The Opposition Wildrose and the Canadian Association of Petroleum Producers have both urged the NDP government to hold off on raising corporate taxes and the royalty review.
Notley says the review will look both at present day and the future, when prices are expected to rebound.
She says the review will also take into account input from the industry.
“Alberta still has by far the most competitive tax regime in the country and so when times get tough, those who are profitable should be paying just a little bit more,” Notley said.
“We’ll be rolling out a jobs plan, an incentive plan, in the fall, understanding again that trying to diversify and stimulate the economy is a critical part to this.”

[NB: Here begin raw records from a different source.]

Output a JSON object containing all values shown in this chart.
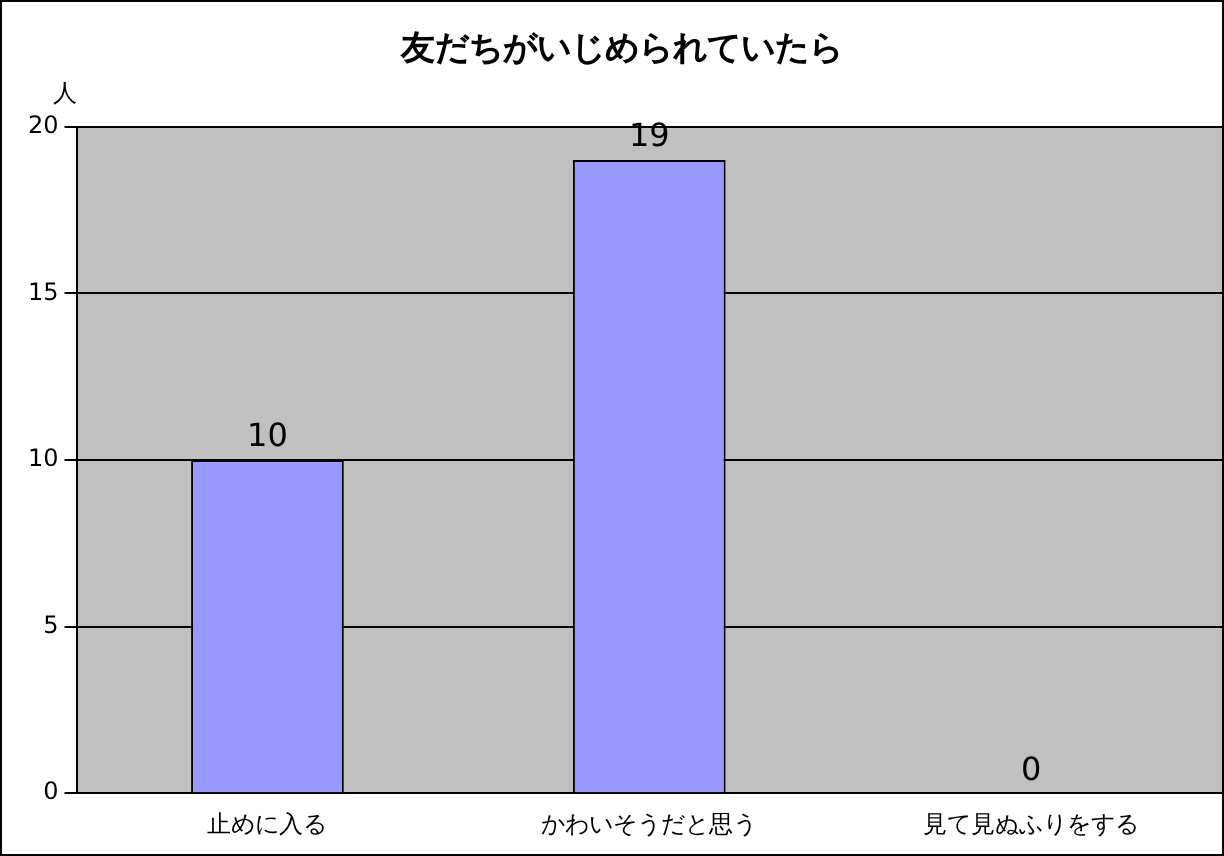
{
  "chart_data": {
    "type": "bar",
    "title": "友だちがいじめられていたら",
    "ylabel": "人",
    "categories": [
      "止めに入る",
      "かわいそうだと思う",
      "見て見ぬふりをする"
    ],
    "values": [
      10,
      19,
      0
    ],
    "color": "#9999ff",
    "ylim": [
      0,
      20
    ],
    "yticks": [
      0,
      5,
      10,
      15,
      20
    ],
    "grid": "y",
    "data_labels": true,
    "legend": false
  }
}
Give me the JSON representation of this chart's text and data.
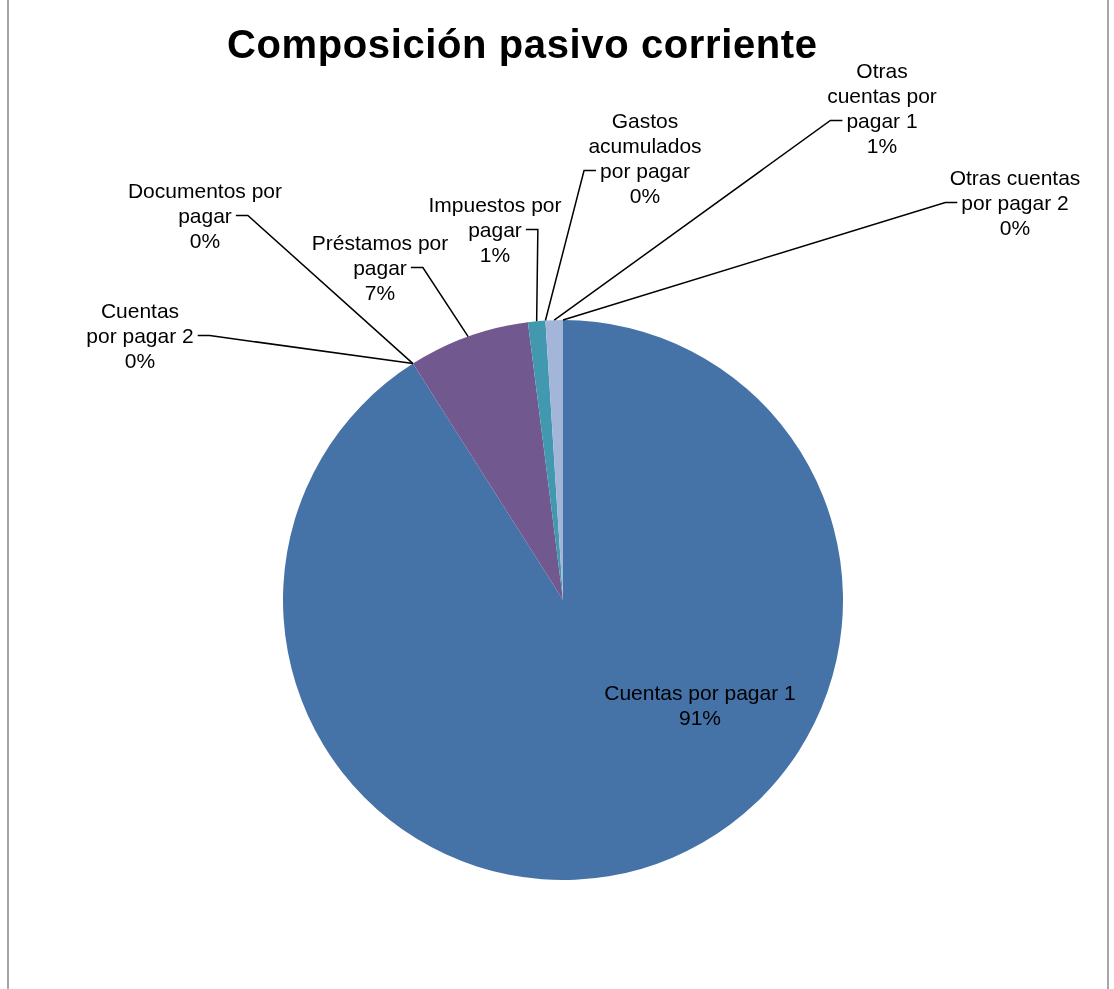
{
  "chart_data": {
    "type": "pie",
    "title": "Composición pasivo corriente",
    "categories": [
      "Cuentas por pagar 1",
      "Cuentas por pagar 2",
      "Documentos por pagar",
      "Préstamos por pagar",
      "Impuestos por pagar",
      "Gastos acumulados por pagar",
      "Otras cuentas por pagar 1",
      "Otras cuentas por pagar 2"
    ],
    "values": [
      91,
      0,
      0,
      7,
      1,
      0,
      1,
      0
    ],
    "colors": [
      "#4572a7",
      "#aa4643",
      "#89a54e",
      "#71588f",
      "#4198af",
      "#db843d",
      "#a3b6d9",
      "#93a9cf"
    ],
    "value_labels": [
      "91%",
      "0%",
      "0%",
      "7%",
      "1%",
      "0%",
      "1%",
      "0%"
    ]
  }
}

Opposition Wildrose Leader Brian Jean said Notley’s actions will put more Albertans’ jobs at risk and hurt the economy.
“There’s no doubt these policies are creating uncertainty in our economy, and will lead to investment fleeing the province,” Jean said in a news release.
“We need Ms. Notley to step away from her ideology and start focusing on what’s best for this province.”
Oil prices have fallen almost 60 per cent since this time last year and more than 34 per cent in the past three months.
The United States is churning out oil at an unprecedented pace, adding to the supply from Saudi Arabia and other OPEC nations.
What may be pushing prices this low, and possibly lower, is a steady drumbeat of economic data out of China suggesting that the world’s second largest economy is slowing.